张尘则把两只香獐子用麻绳捆好,两人一人抬前腿一人抬后腿,踩着来时的路往山下走。
到半山腰时雪不知什么时候又下起来了,好在下的不大。
二人一进村道,想不被人注意到都难。
村口堆雪的小孩都齐齐看来,指着香獐子交头接耳着。
小孩堆里跟李长青熟悉的周虎眼睛一亮,吸着鼻子上前指着獐子直接问道。
“长青哥,你猎得这个是啥?我没见我爹打过,这也是鹿吗?”
“这是香獐子,难见的很,你没见过是正常的。”
张尘跟周虎介绍着,但看周虎的表情应该还是不怎么懂,不过对他来说,知道名字就够了。
周虎猛地回头朝着小孩堆喊道:“这可是香獐子,稀有的很,你们没见过也正常。”
这一嗓子把村口几户人家的门都喊开了。
几个在院子里扫雪的妇人汉子都翘着脑袋看着这边,在瞅清楚两人抬着的香獐子后,眼珠子都快掉地上了。
“我的乖乖,这是香獐子吧?这玩意精的很,我就没见着有人猎到过,你们倒好,还是一下子打两头!”
一个老汉凑近了看,想伸手摸摸獐子的毛,但只是稍微一碰就缩回了手。
旁边有人接着老汉的话头回应:“人家长青那回进山空着手过?他现在就是进山打个婆娘回来,我都不带一点奇怪的。”
“长青这福分,山神爷这是把饭往他嘴边送啊,我要有这亲戚,做梦都笑醒了。”
有人摇头感叹,语气里连羡慕劲儿都没了,只剩下一股子看清事实的麻木。
张尘抬着香獐子前腿,嘴巴也是个闲不住的主。
“那是!你们是没见着,我跟长青昨儿可是蹲了一下午,废了老大劲才蹲到的!”
“到时候出肉了可以去我家买些回去尝尝味。”
李长青朝众人点点头,打过招呼后,脚下步子没停,径直往张尘家院子走。
“爹,您看我和长青打着啥了!”张尘还没进屋就大声嚷嚷着。
张有林正在院子里劈柴,听见动静抬起头,斧子悬在半空顿了一下。
“香獐子?两只!”他把斧头往木墩上一劈,拄着拐杖站起来,一瘸一拐的凑近了看。
“这麝香可比那白狐皮金贵多了,你小子……”张有林口中啧啧称奇。
沈老头原本在屋檐下挑炼药材,听见“麝香”两个字,直接撇下手里药材走过去。
他走到近前,蹲下翻了翻公獐子的眼皮,又用手指在腹沟处按了两下,隔着皮毛摸到那个鼓鼓囊囊的囊包。

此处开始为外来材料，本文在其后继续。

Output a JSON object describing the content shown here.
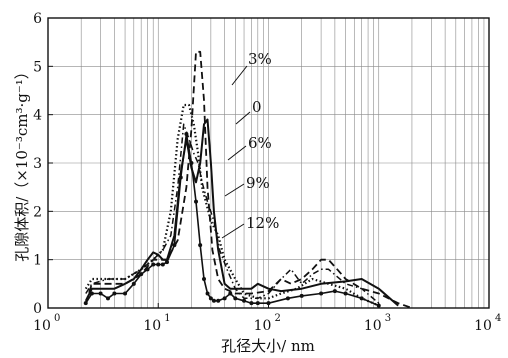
{
  "chart_data": {
    "type": "line",
    "xlabel": "孔径大小/ nm",
    "ylabel": "孔隙体积/（×10⁻³cm³·g⁻¹）",
    "xscale": "log",
    "xlim": [
      1,
      10000
    ],
    "ylim": [
      0,
      6
    ],
    "grid": true,
    "x_ticks": [
      {
        "value": 1,
        "mantissa": "10",
        "exp": "0"
      },
      {
        "value": 10,
        "mantissa": "10",
        "exp": "1"
      },
      {
        "value": 100,
        "mantissa": "10",
        "exp": "2"
      },
      {
        "value": 1000,
        "mantissa": "10",
        "exp": "3"
      },
      {
        "value": 10000,
        "mantissa": "10",
        "exp": "4"
      }
    ],
    "y_ticks": [
      0,
      1,
      2,
      3,
      4,
      5,
      6
    ],
    "series": [
      {
        "name": "3%",
        "style": "dashed",
        "x": [
          2.2,
          2.5,
          3.5,
          5,
          7,
          9,
          12,
          15,
          18,
          20,
          22,
          24,
          26,
          28,
          31,
          35,
          40,
          50,
          70,
          100,
          130,
          160,
          200,
          250,
          300,
          350,
          420,
          500,
          700,
          1000,
          1500,
          2000
        ],
        "y": [
          0.1,
          0.5,
          0.5,
          0.5,
          0.7,
          1.0,
          1.0,
          1.4,
          2.5,
          3.7,
          5.3,
          5.3,
          4.3,
          2.5,
          1.2,
          0.6,
          0.4,
          0.3,
          0.3,
          0.35,
          0.6,
          0.5,
          0.6,
          0.8,
          1.0,
          1.0,
          0.8,
          0.6,
          0.4,
          0.3,
          0.1,
          0.0
        ]
      },
      {
        "name": "0",
        "style": "solid",
        "x": [
          2.2,
          2.5,
          3,
          4,
          5,
          6,
          7,
          8,
          9,
          10,
          11,
          12,
          14,
          16,
          18,
          20,
          22,
          24,
          26,
          28,
          30,
          32,
          35,
          40,
          45,
          50,
          60,
          70,
          80,
          100,
          130,
          200,
          300,
          500,
          700,
          1000,
          1500
        ],
        "y": [
          0.15,
          0.4,
          0.4,
          0.4,
          0.5,
          0.6,
          0.8,
          1.0,
          1.15,
          1.1,
          1.0,
          1.0,
          1.5,
          2.8,
          3.5,
          2.9,
          2.6,
          3.0,
          3.8,
          3.9,
          3.0,
          2.0,
          1.2,
          0.5,
          0.4,
          0.4,
          0.4,
          0.4,
          0.5,
          0.4,
          0.35,
          0.4,
          0.5,
          0.55,
          0.6,
          0.4,
          0.05
        ]
      },
      {
        "name": "6%",
        "style": "dotted",
        "x": [
          2.2,
          2.5,
          3.5,
          5,
          7,
          9,
          11,
          13,
          15,
          17,
          19,
          21,
          23,
          25,
          27,
          30,
          35,
          40,
          50,
          60,
          80,
          100,
          130,
          180,
          250,
          350,
          500,
          700,
          1000
        ],
        "y": [
          0.4,
          0.6,
          0.6,
          0.6,
          0.8,
          1.0,
          1.2,
          2.0,
          3.5,
          4.2,
          4.2,
          3.8,
          3.2,
          2.5,
          2.2,
          1.8,
          1.5,
          1.0,
          0.6,
          0.3,
          0.2,
          0.2,
          0.3,
          0.4,
          0.6,
          0.5,
          0.4,
          0.2,
          0.05
        ]
      },
      {
        "name": "9%",
        "style": "dash-dot",
        "x": [
          2.2,
          2.5,
          3.5,
          5,
          7,
          9,
          11,
          13,
          15,
          17,
          19,
          21,
          23,
          25,
          28,
          32,
          36,
          42,
          50,
          60,
          80,
          100,
          130,
          160,
          200,
          250,
          300,
          350,
          500,
          700,
          1000
        ],
        "y": [
          0.3,
          0.5,
          0.6,
          0.6,
          0.8,
          1.0,
          1.2,
          1.5,
          2.5,
          3.8,
          3.5,
          3.2,
          3.0,
          2.6,
          2.2,
          1.8,
          1.2,
          0.8,
          0.4,
          0.2,
          0.2,
          0.3,
          0.6,
          0.8,
          0.5,
          0.7,
          0.8,
          0.8,
          0.5,
          0.4,
          0.1
        ]
      },
      {
        "name": "12%",
        "style": "solid-markers",
        "x": [
          2.2,
          2.5,
          3,
          3.5,
          4,
          5,
          6,
          7,
          8,
          9,
          10,
          11,
          12,
          14,
          16,
          18,
          20,
          22,
          24,
          26,
          28,
          30,
          32,
          35,
          40,
          45,
          50,
          60,
          70,
          80,
          100,
          150,
          200,
          300,
          400,
          500,
          700,
          1000
        ],
        "y": [
          0.1,
          0.3,
          0.3,
          0.2,
          0.3,
          0.3,
          0.5,
          0.7,
          0.8,
          0.9,
          0.9,
          0.9,
          0.95,
          1.3,
          2.7,
          3.6,
          3.0,
          2.2,
          1.3,
          0.6,
          0.3,
          0.2,
          0.15,
          0.15,
          0.2,
          0.3,
          0.2,
          0.15,
          0.1,
          0.1,
          0.1,
          0.2,
          0.25,
          0.3,
          0.35,
          0.3,
          0.2,
          0.05
        ]
      }
    ]
  }
}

半晌,他抬起头看着李长青,只说了一句:“四钱左右(20克左右)。”
李长青先是愣了一下,随即反应过来姥爷说的是麝香囊的分量。
他还没来得及张嘴,在一旁的张有林先开了口:“不愧是老药农,手就是准,隔着皮都能拈出分量来。”
说完,他又朝着张尘喊了一嗓子:“愣着干嘛,进屋拿工具啊。”
张尘麻利地跑进屋,出来时手里捧着一个卷着的鹿皮囊,里面整整齐齐插着几把大小不一的竹刀、骨刀。

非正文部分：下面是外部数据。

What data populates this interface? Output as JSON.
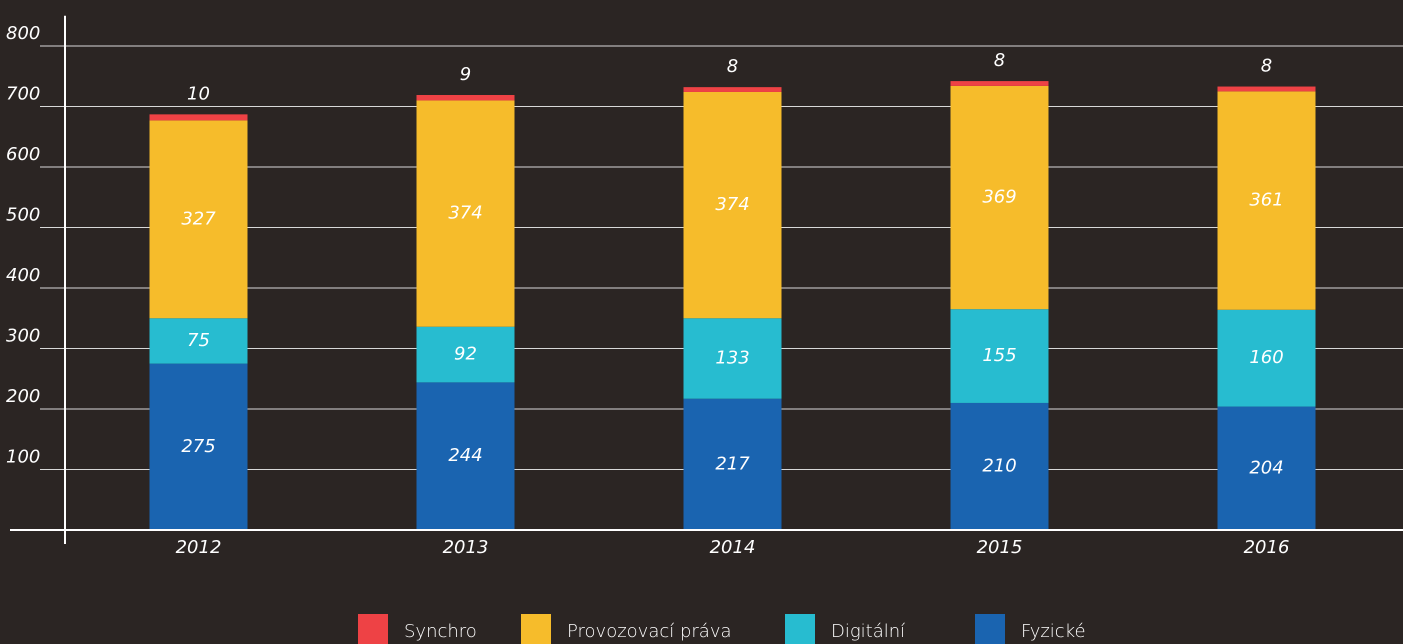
{
  "chart_data": {
    "type": "stacked_bar",
    "categories": [
      "2012",
      "2013",
      "2014",
      "2015",
      "2016"
    ],
    "series": [
      {
        "name": "Fyzické",
        "color": "#1a64b0",
        "values": [
          275,
          244,
          217,
          210,
          204
        ]
      },
      {
        "name": "Digitální",
        "color": "#27bcd0",
        "values": [
          75,
          92,
          133,
          155,
          160
        ]
      },
      {
        "name": "Provozovací práva",
        "color": "#f6bc2b",
        "values": [
          327,
          374,
          374,
          369,
          361
        ]
      },
      {
        "name": "Synchro",
        "color": "#ee4245",
        "values": [
          10,
          9,
          8,
          8,
          8
        ]
      }
    ],
    "ylim": [
      0,
      850
    ],
    "yticks": [
      100,
      200,
      300,
      400,
      500,
      600,
      700,
      800
    ],
    "grid": true,
    "legend": "bottom"
  }
}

可张有林却是迟迟没有动手,张家剥皮的手艺好,但割麝香囊这事张有林心里有数。
他爹当年没教过他这手,他也不敢在这么金贵的东西上逞能。
“我来吧。”沈老头慢慢开口,从张有林手里接过工具。
沈老头拿出一把竹刀,对着比划了一下,试了试手感。
他让人在棚子里支起一张矮桌子,铺上一层干净的粗布后开始着手取香囊。
只见他用布巾热敷在公獐子的腹沟处,约莫热敷了两三分钟才拿起竹刀。
此刻院子里出奇的安静,众人都看得很认真。
沈老头的手稳得出奇,不输张有林剥皮时的状态。
他操控着刀尖在獐子腹沟偏左三寸的位置轻轻一划拉,切开皮肉翻开一层浅浅的黄白色筋膜。
沈老头的指尖一点点探入其中,沿着筋膜和囊壁之间的空隙一寸一寸将二者剥离,竹刀只是在必要时才会动一下。
约莫半炷香的工夫,一个鸡蛋大小、带着深褐色鬃毛的麝香囊,完完整整地被沈老头托在掌心。
“好货!”
沈老头眯着眼,把麝香囊放在掌心掂了掂,又凑近了闻了闻。
“香味醇厚绵长,品相完整,搁县城药铺,至少三十两往上。”
“三十两!”张尘倒吸一口凉气,手里的工具包差点掉在地上。
“三十是市面上出的价。”沈老头把麝香囊小心地放在一块干净软布上,用手指点了点。
“就这品相的麝香,小药铺根本收不起,只有同济堂那种大铺子才出得起价。要是再遇到识货的买家,往上抬个二三十两都不稀奇。”
张有林拄着拐杖凑近了看,点了点头。
“确实是,我打了大半辈子猎都没猎着过香獐子,这东西在咱们这一片就是有价无市。”
正说着话,院门外传来一阵急促的脚步声。
周铁柱那大嗓门,人还没进院子声音就先到了:“俺听小虎说长青猎着香獐子了?”
赵勇跟在周铁柱身后进了院子。
周铁柱一进门就围着两只香獐子转了两圈,弯腰看看公的又看看母的,一巴掌拍在大腿上。
“哎呦喂!早知道老子就跟你们去了!这香獐子我活了半辈子都没在山上撞见过一回!”
赵勇在旁拍了拍他的肩膀,难得开了句玩笑。
“你去了有啥用?就你那老寒腿,在雪地里走一圈就喊腿疼,别到时候还得让长青背你下山。”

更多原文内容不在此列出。